Systems of equations are a set of two or more equations with the same variables. In simple terms, you can think of them as multiple lines on a graph that may intersect at one or more points. Solving these systems means finding the point(s) where the lines meet, which will give the values for the variables that satisfy all equations simultaneously.
In the example provided, we are given a system:

• \( \frac{1}{2}x + \frac{1}{3}y = 1 \)
• \( \frac{1}{4}x - \frac{1}{6}y = -\frac{3}{2} \)

This system has two equations with two variables, \( x \) and \( y \), and we aim to find their values using methods such as Cramer's Rule. Understanding how these equations relate to each other is crucial to solving them effectively.

The determinant is a special number that can be calculated from a square matrix. When using Cramer's Rule to solve systems of equations, finding the determinant is a critical step. The determinant gives us important information about the matrix, such as whether it has an inverse or not. If the determinant is zero, the matrix does not have an inverse, and thus Cramer's Rule cannot be applied.
In the given problem, we calculate the determinant of the coefficient matrix \( A \), which is composed of the coefficients from the system of equations.
The determinant of matrix \( A \) is found using the formula:
\[ \text{det}(A) = a_{11}a_{22} - a_{12}a_{21} \]For our specific example, the determinant \( \det(A) \) is computed as follows:

• \[ \text{det}(A) = \left( \frac{1}{2} \right) \left( -\frac{1}{6} \right) - \left( \frac{1}{3} \right) \left( \frac{1}{4} \right) = -\frac{1}{12} - \frac{1}{12} = -\frac{1}{6} \]
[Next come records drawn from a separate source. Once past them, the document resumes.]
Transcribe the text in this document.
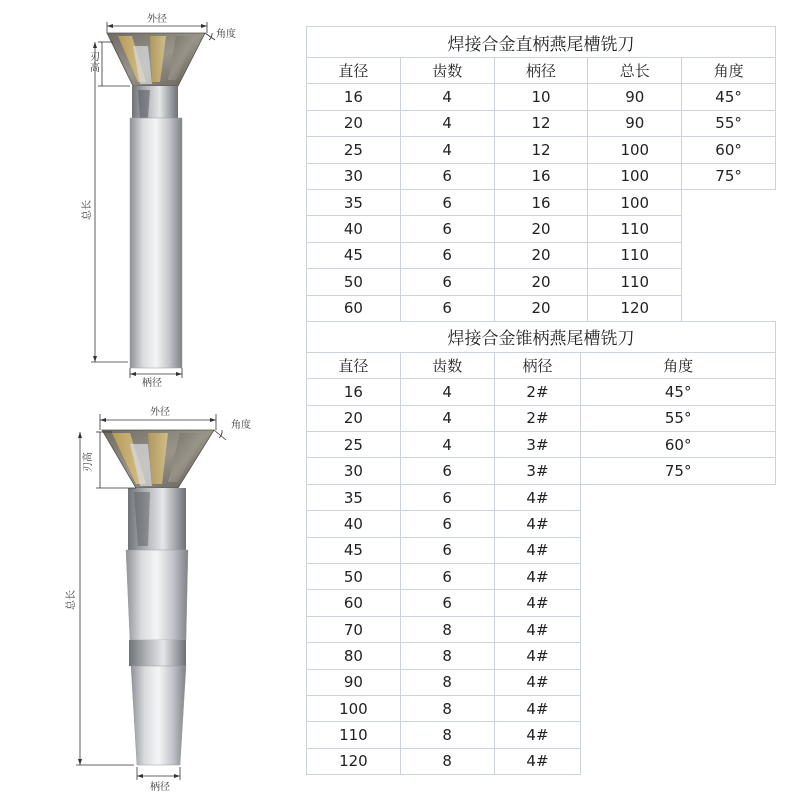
外径
角度
刃高
总长
柄径
外径
角度
刃高
总长
柄径
焊接合金直柄燕尾槽铣刀				
直径	齿数	柄径	总长	角度
16	4	10	90	45°
20	4	12	90	55°
25	4	12	100	60°
30	6	16	100	75°
35	6	16	100	
40	6	20	110	
45	6	20	110	
50	6	20	110	
60	6	20	120	
焊接合金锥柄燕尾槽铣刀			
直径	齿数	柄径	角度
16	4	2#	45°
20	4	2#	55°
25	4	3#	60°
30	6	3#	75°
35	6	4#	
40	6	4#	
45	6	4#	
50	6	4#	
60	6	4#	
70	8	4#	
80	8	4#	
90	8	4#	
100	8	4#	
110	8	4#	
120	8	4#	
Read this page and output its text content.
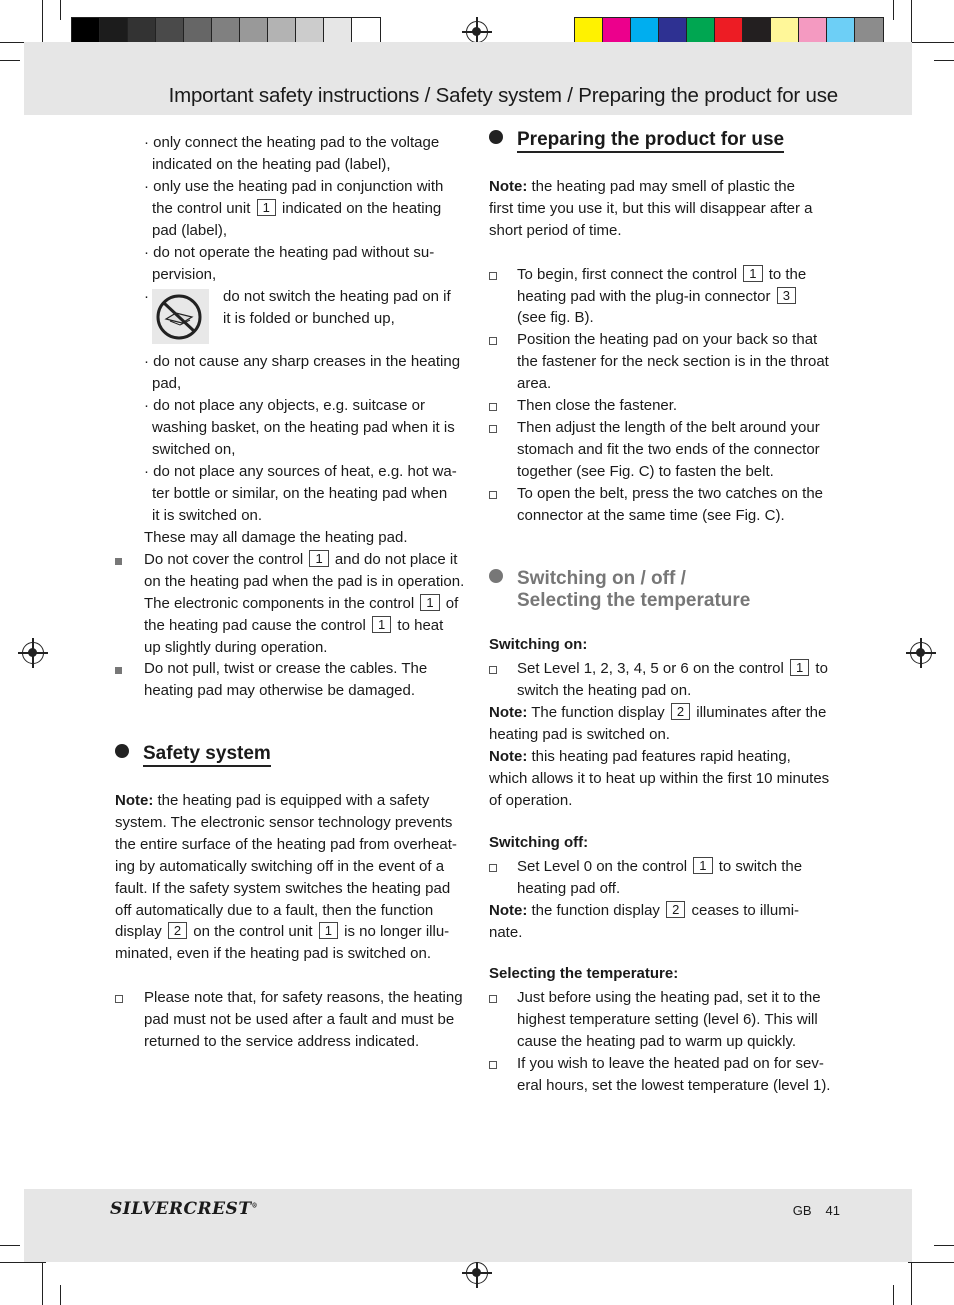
Important safety instructions / Safety system / Preparing the product for use
· only connect the heating pad to the voltage
indicated on the heating pad (label),
· only use the heating pad in conjunction with
the control unit 1 indicated on the heating
pad (label),
· do not operate the heating pad without su-
pervision,
·	do not switch the heating pad on if
it is folded or bunched up,
· do not cause any sharp creases in the heating
pad,
· do not place any objects, e.g. suitcase or
washing basket, on the heating pad when it is
switched on,
· do not place any sources of heat, e.g. hot wa-
ter bottle or similar, on the heating pad when
it is switched on.
These may all damage the heating pad.
Do not cover the control 1 and do not place it
on the heating pad when the pad is in operation.
The electronic components in the control 1 of
the heating pad cause the control 1 to heat
up slightly during operation.
Do not pull, twist or crease the cables. The
heating pad may otherwise be damaged.
Safety system
Note: the heating pad is equipped with a safety
system. The electronic sensor technology prevents
the entire surface of the heating pad from overheat-
ing by automatically switching off in the event of a
fault. If the safety system switches the heating pad
off automatically due to a fault, then the function
display 2 on the control unit 1 is no longer illu-
minated, even if the heating pad is switched on.
Please note that, for safety reasons, the heating
pad must not be used after a fault and must be
returned to the service address indicated.
Preparing the product for use
Note: the heating pad may smell of plastic the
first time you use it, but this will disappear after a
short period of time.
To begin, first connect the control 1 to the
heating pad with the plug-in connector 3
(see fig. B).
Position the heating pad on your back so that
the fastener for the neck section is in the throat
area.
Then close the fastener.
Then adjust the length of the belt around your
stomach and fit the two ends of the connector
together (see Fig. C) to fasten the belt.
To open the belt, press the two catches on the
connector at the same time (see Fig. C).
Switching on / off /
Selecting the temperature
Switching on:
Set Level 1, 2, 3, 4, 5 or 6 on the control 1 to
switch the heating pad on.
Note: The function display 2 illuminates after the
heating pad is switched on.
Note: this heating pad features rapid heating,
which allows it to heat up within the first 10 minutes
of operation.
Switching off:
Set Level 0 on the control 1 to switch the
heating pad off.
Note: the function display 2 ceases to illumi-
nate.
Selecting the temperature:
Just before using the heating pad, set it to the
highest temperature setting (level 6). This will
cause the heating pad to warm up quickly.
If you wish to leave the heated pad on for sev-
eral hours, set the lowest temperature (level 1).
SILVERCREST®	GB 41
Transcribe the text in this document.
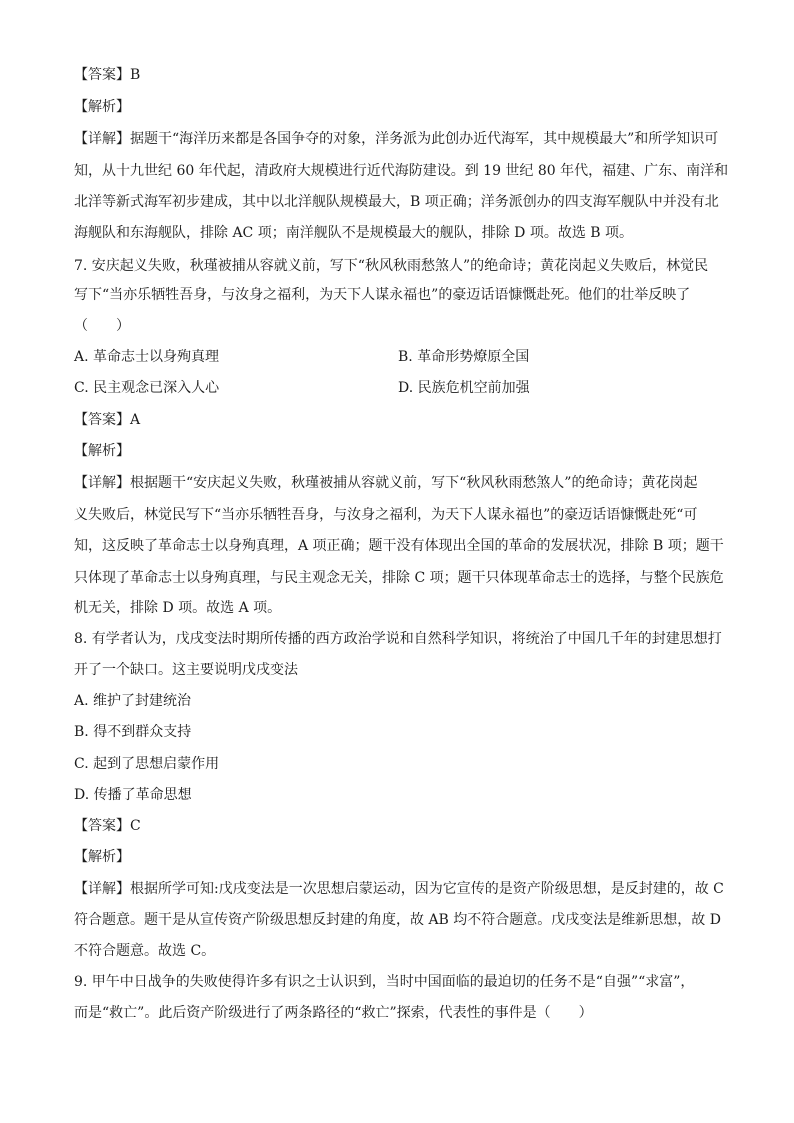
【答案】B
【解析】
【详解】据题干“海洋历来都是各国争夺的对象，洋务派为此创办近代海军，其中规模最大”和所学知识可
知，从十九世纪 60 年代起，清政府大规模进行近代海防建设。到 19 世纪 80 年代，福建、广东、南洋和
北洋等新式海军初步建成，其中以北洋舰队规模最大，B 项正确；洋务派创办的四支海军舰队中并没有北
海舰队和东海舰队，排除 AC 项；南洋舰队不是规模最大的舰队，排除 D 项。故选 B 项。
7. 安庆起义失败，秋瑾被捕从容就义前，写下“秋风秋雨愁煞人”的绝命诗；黄花岗起义失败后，林觉民
写下“当亦乐牺牲吾身，与汝身之福利，为天下人谋永福也”的豪迈话语慷慨赴死。他们的壮举反映了
（　　）
A. 革命志士以身殉真理	B. 革命形势燎原全国
C. 民主观念已深入人心	D. 民族危机空前加强
【答案】A
【解析】
【详解】根据题干“安庆起义失败，秋瑾被捕从容就义前，写下“秋风秋雨愁煞人”的绝命诗；黄花岗起
义失败后，林觉民写下“当亦乐牺牲吾身，与汝身之福利，为天下人谋永福也”的豪迈话语慷慨赴死“可
知，这反映了革命志士以身殉真理，A 项正确；题干没有体现出全国的革命的发展状况，排除 B 项；题干
只体现了革命志士以身殉真理，与民主观念无关，排除 C 项；题干只体现革命志士的选择，与整个民族危
机无关，排除 D 项。故选 A 项。
8. 有学者认为，戊戌变法时期所传播的西方政治学说和自然科学知识，将统治了中国几千年的封建思想打
开了一个缺口。这主要说明戊戌变法
A. 维护了封建统治
B. 得不到群众支持
C. 起到了思想启蒙作用
D. 传播了革命思想
【答案】C
【解析】
【详解】根据所学可知:戊戌变法是一次思想启蒙运动，因为它宣传的是资产阶级思想，是反封建的，故 C
符合题意。题干是从宣传资产阶级思想反封建的角度，故 AB 均不符合题意。戊戌变法是维新思想，故 D
不符合题意。故选 C。
9. 甲午中日战争的失败使得许多有识之士认识到，当时中国面临的最迫切的任务不是“自强”“求富”，
而是“救亡”。此后资产阶级进行了两条路径的“救亡”探索，代表性的事件是（　　）
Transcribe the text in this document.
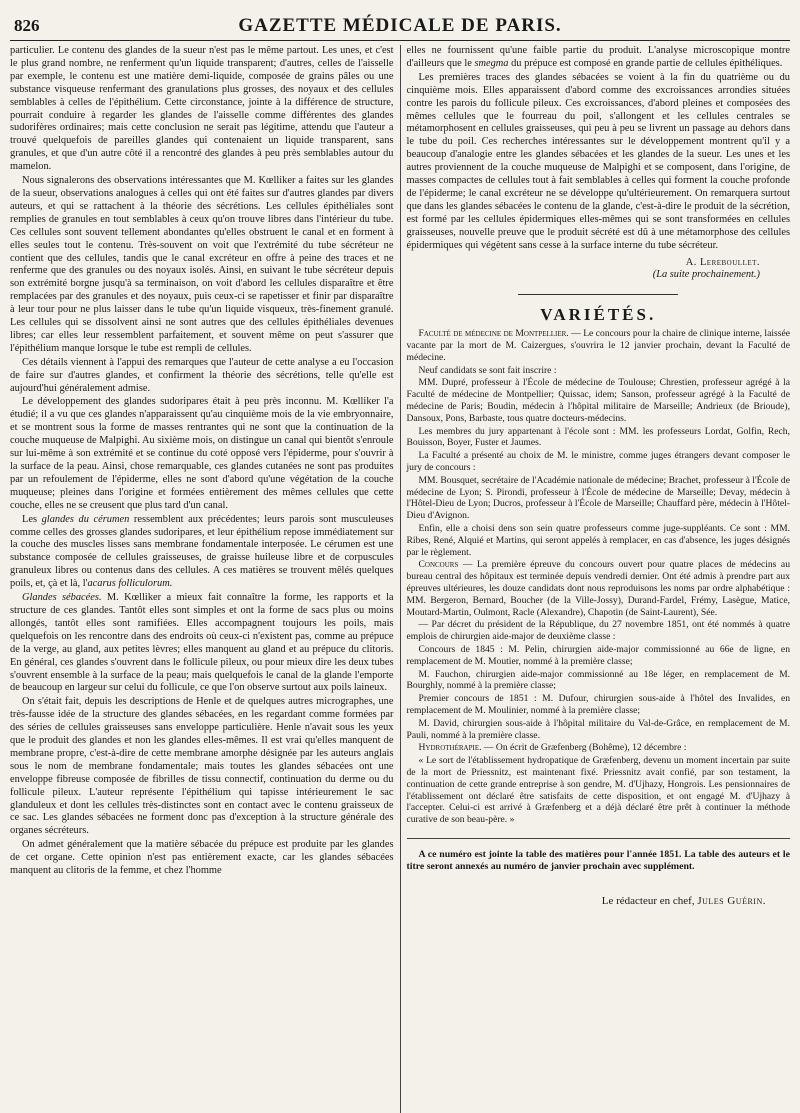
826	GAZETTE MÉDICALE DE PARIS.

particulier. Le contenu des glandes de la sueur n'est pas le même partout. Les unes, et c'est le plus grand nombre, ne renferment qu'un liquide transparent; d'autres, celles de l'aisselle par exemple, le contenu est une matière demi-liquide, composée de grains pâles ou une substance visqueuse renfermant des granulations plus grosses, des noyaux et des cellules semblables à celles de l'épithélium. Cette circonstance, jointe à la différence de structure, pourrait conduire à regarder les glandes de l'aisselle comme différentes des glandes sudorifères ordinaires; mais cette conclusion ne serait pas légitime, attendu que l'auteur a trouvé quelquefois de pareilles glandes qui contenaient un liquide transparent, sans granules, et que d'un autre côté il a rencontré des glandes à peu près semblables autour du mamelon.

Nous signalerons des observations intéressantes que M. Kœlliker a faites sur les glandes de la sueur, observations analogues à celles qui ont été faites sur d'autres glandes par divers auteurs, et qui se rattachent à la théorie des sécrétions. Les cellules épithéliales sont remplies de granules en tout semblables à ceux qu'on trouve libres dans l'intérieur du tube. Ces cellules sont souvent tellement abondantes qu'elles obstruent le canal et en forment à elles seules tout le contenu. Très-souvent on voit que l'extrémité du tube sécréteur ne contient que des cellules, tandis que le canal excréteur en offre à peine des traces et ne renferme que des granules ou des noyaux isolés. Ainsi, en suivant le tube sécréteur depuis son extrémité borgne jusqu'à sa terminaison, on voit d'abord les cellules disparaître et être remplacées par des granules et des noyaux, puis ceux-ci se rapetisser et finir par disparaître à leur tour pour ne plus laisser dans le tube qu'un liquide visqueux, très-finement granulé. Les cellules qui se dissolvent ainsi ne sont autres que des cellules épithéliales devenues libres; car elles leur ressemblent parfaitement, et souvent même on peut s'assurer que l'épithélium manque lorsque le tube est rempli de cellules.

Ces détails viennent à l'appui des remarques que l'auteur de cette analyse a eu l'occasion de faire sur d'autres glandes, et confirment la théorie des sécrétions, telle qu'elle est aujourd'hui généralement admise.

Le développement des glandes sudoripares était à peu près inconnu. M. Kœlliker l'a étudié; il a vu que ces glandes n'apparaissent qu'au cinquième mois de la vie embryonnaire, et se montrent sous la forme de masses rentrantes qui ne sont que la continuation de la couche muqueuse de Malpighi. Au sixième mois, on distingue un canal qui bientôt s'enroule sur lui-même à son extrémité et se continue du coté opposé vers l'épiderme, pour s'ouvrir à la surface de la peau. Ainsi, chose remarquable, ces glandes cutanées ne sont pas produites par un refoulement de l'épiderme, elles ne sont d'abord qu'une végétation de la couche muqueuse; pleines dans l'origine et formées entièrement des mêmes cellules que cette couche, elles ne se creusent que plus tard d'un canal.

Les glandes du cérumen ressemblent aux précédentes; leurs parois sont musculeuses comme celles des grosses glandes sudoripares, et leur épithélium repose immédiatement sur la couche des muscles lisses sans membrane fondamentale interposée. Le cérumen est une substance composée de cellules graisseuses, de graisse huileuse libre et de corpuscules granuleux libres ou contenus dans des cellules. A ces matières se trouvent mêlés quelques poils, et, çà et là, l'acarus folliculorum.

Glandes sébacées. M. Kœlliker a mieux fait connaître la forme, les rapports et la structure de ces glandes. Tantôt elles sont simples et ont la forme de sacs plus ou moins allongés, tantôt elles sont ramifiées. Elles accompagnent toujours les poils, mais quelquefois on les rencontre dans des endroits où ceux-ci n'existent pas, comme au prépuce de la verge, au gland, aux petites lèvres; elles manquent au gland et au prépuce du clitoris. En général, ces glandes s'ouvrent dans le follicule pileux, ou pour mieux dire les deux tubes s'ouvrent ensemble à la surface de la peau; mais quelquefois le canal de la glande l'emporte de beaucoup en largeur sur celui du follicule, ce que l'on observe surtout aux poils laineux.

On s'était fait, depuis les descriptions de Henle et de quelques autres micrographes, une très-fausse idée de la structure des glandes sébacées, en les regardant comme formées par des séries de cellules graisseuses sans enveloppe particulière. Henle n'avait sous les yeux que le produit des glandes et non les glandes elles-mêmes. Il est vrai qu'elles manquent de membrane propre, c'est-à-dire de cette membrane amorphe désignée par les auteurs anglais sous le nom de membrane fondamentale; mais toutes les glandes sébacées ont une enveloppe fibreuse composée de fibrilles de tissu connectif, continuation du derme ou du follicule pileux. L'auteur représente l'épithélium qui tapisse intérieurement le sac glanduleux et dont les cellules très-distinctes sont en contact avec le contenu graisseux de ce sac. Les glandes sébacées ne forment donc pas d'exception à la structure générale des organes sécréteurs.

On admet généralement que la matière sébacée du prépuce est produite par les glandes de cet organe. Cette opinion n'est pas entièrement exacte, car les glandes sébacées manquent au clitoris de la femme, et chez l'homme

elles ne fournissent qu'une faible partie du produit. L'analyse microscopique montre d'ailleurs que le smegma du prépuce est composé en grande partie de cellules épithéliques.

Les premières traces des glandes sébacées se voient à la fin du quatrième ou du cinquième mois. Elles apparaissent d'abord comme des excroissances arrondies situées contre les parois du follicule pileux. Ces excroissances, d'abord pleines et composées des mêmes cellules que le fourreau du poil, s'allongent et les cellules centrales se métamorphosent en cellules graisseuses, qui peu à peu se livrent un passage au dehors dans le tube du poil. Ces recherches intéressantes sur le développement montrent qu'il y a beaucoup d'analogie entre les glandes sébacées et les glandes de la sueur. Les unes et les autres proviennent de la couche muqueuse de Malpighi et se composent, dans l'origine, de masses compactes de cellules tout à fait semblables à celles qui forment la couche profonde de l'épiderme; le canal excréteur ne se développe qu'ultérieurement. On remarquera surtout que dans les glandes sébacées le contenu de la glande, c'est-à-dire le produit de la sécrétion, est formé par les cellules épidermiques elles-mêmes qui se sont transformées en cellules graisseuses, nouvelle preuve que le produit sécrété est dû à une métamorphose des cellules épidermiques qui végètent sans cesse à la surface interne du tube sécréteur.

A. Lereboullet.
(La suite prochainement.)
VARIÉTÉS.

Faculté de médecine de Montpellier. — Le concours pour la chaire de clinique interne, laissée vacante par la mort de M. Caizergues, s'ouvrira le 12 janvier prochain, devant la Faculté de médecine.

Neuf candidats se sont fait inscrire :

MM. Dupré, professeur à l'École de médecine de Toulouse; Chrestien, professeur agrégé à la Faculté de médecine de Montpellier; Quissac, idem; Sanson, professeur agrégé à la Faculté de médecine de Paris; Boudin, médecin à l'hôpital militaire de Marseille; Andrieux (de Brioude), Dansoux, Pons, Barbaste, tous quatre docteurs-médecins.

Les membres du jury appartenant à l'école sont : MM. les professeurs Lordat, Golfin, Rech, Bouisson, Boyer, Fuster et Jaumes.

La Faculté a présenté au choix de M. le ministre, comme juges étrangers devant composer le jury de concours :

MM. Bousquet, secrétaire de l'Académie nationale de médecine; Brachet, professeur à l'École de médecine de Lyon; S. Pirondi, professeur à l'École de médecine de Marseille; Devay, médecin à l'Hôtel-Dieu de Lyon; Ducros, professeur à l'École de Marseille; Chauffard père, médecin à l'Hôtel-Dieu d'Avignon.

Enfin, elle a choisi dens son sein quatre professeurs comme juge-suppléants. Ce sont : MM. Ribes, René, Alquié et Martins, qui seront appelés à remplacer, en cas d'absence, les juges désignés par le règlement.

Concours — La première épreuve du concours ouvert pour quatre places de médecins au bureau central des hôpitaux est terminée depuis vendredi dernier. Ont été admis à prendre part aux épreuves ultérieures, les douze candidats dont nous reproduisons les noms par ordre alphabétique : MM. Bergeron, Bernard, Boucher (de la Ville-Jossy), Durand-Fardel, Frémy, Lasègue, Matice, Moutard-Martin, Oulmont, Racle (Alexandre), Chapotin (de Saint-Laurent), Sée.

— Par décret du président de la République, du 27 novembre 1851, ont été nommés à quatre emplois de chirurgien aide-major de deuxième classe :

Concours de 1845 : M. Pelin, chirurgien aide-major commissionné au 66e de ligne, en remplacement de M. Moutier, nommé à la première classe;

M. Fauchon, chirurgien aide-major commissionné au 18e léger, en remplacement de M. Bourghly, nommé à la première classe;

Premier concours de 1851 : M. Dufour, chirurgien sous-aide à l'hôtel des Invalides, en remplacement de M. Moulinier, nommé à la première classe;

M. David, chirurgien sous-aide à l'hôpital militaire du Val-de-Grâce, en remplacement de M. Pauli, nommé à la première classe.

Hydrothérapie. — On écrit de Græfenberg (Bohême), 12 décembre :

« Le sort de l'établissement hydropatique de Græfenberg, devenu un moment incertain par suite de la mort de Priessnitz, est maintenant fixé. Priessnitz avait confié, par son testament, la continuation de cette grande entreprise à son gendre, M. d'Ujhazy, Hongrois. Les pensionnaires de l'établissement ont déclaré être satisfaits de cette disposition, et ont engagé M. d'Ujhazy à l'accepter. Celui-ci est arrivé à Græfenberg et a déjà déclaré être prêt à continuer la méthode curative de son beau-père. »

A ce numéro est jointe la table des matières pour l'année 1851. La table des auteurs et le titre seront annexés au numéro de janvier prochain avec supplément.
Le rédacteur en chef, Jules Guérin.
This non-zero determinant indicates that the system of equations has a unique solution.

Matrix algebra is a fundamental part of solving systems of equations using methods like Cramer's Rule. A matrix is a rectangular array of numbers, which can be manipulated through various operations like addition, multiplication, and finding determinants. In our context, matrices are used to organize coefficients and constants from the system of equations.
First, we construct the **coefficient matrix** \( A \), which consists of the coefficients of the variables \( x \) and \( y \). It looks like this:

• \[ A = \begin{pmatrix} \frac{1}{2} & \frac{1}{3} \ \frac{1}{4} & -\frac{1}{6} \end{pmatrix} \]

We also form a **constant matrix** \( B \) using the right-hand side of the equations, which is:

• \[ B = \begin{pmatrix} 1 \ -\frac{3}{2} \end{pmatrix} \]

To apply Cramer's Rule, we create new matrices \( A_x \) and \( A_y \) by replacing the columns of \( A \) with \( B \) one at a time and compute their determinants. The solutions for \( x \) and \( y \) are then found by dividing these determinants by the original determinant of \( A \). This process highlights the elegance and power of matrix algebra in solving linear systems efficiently.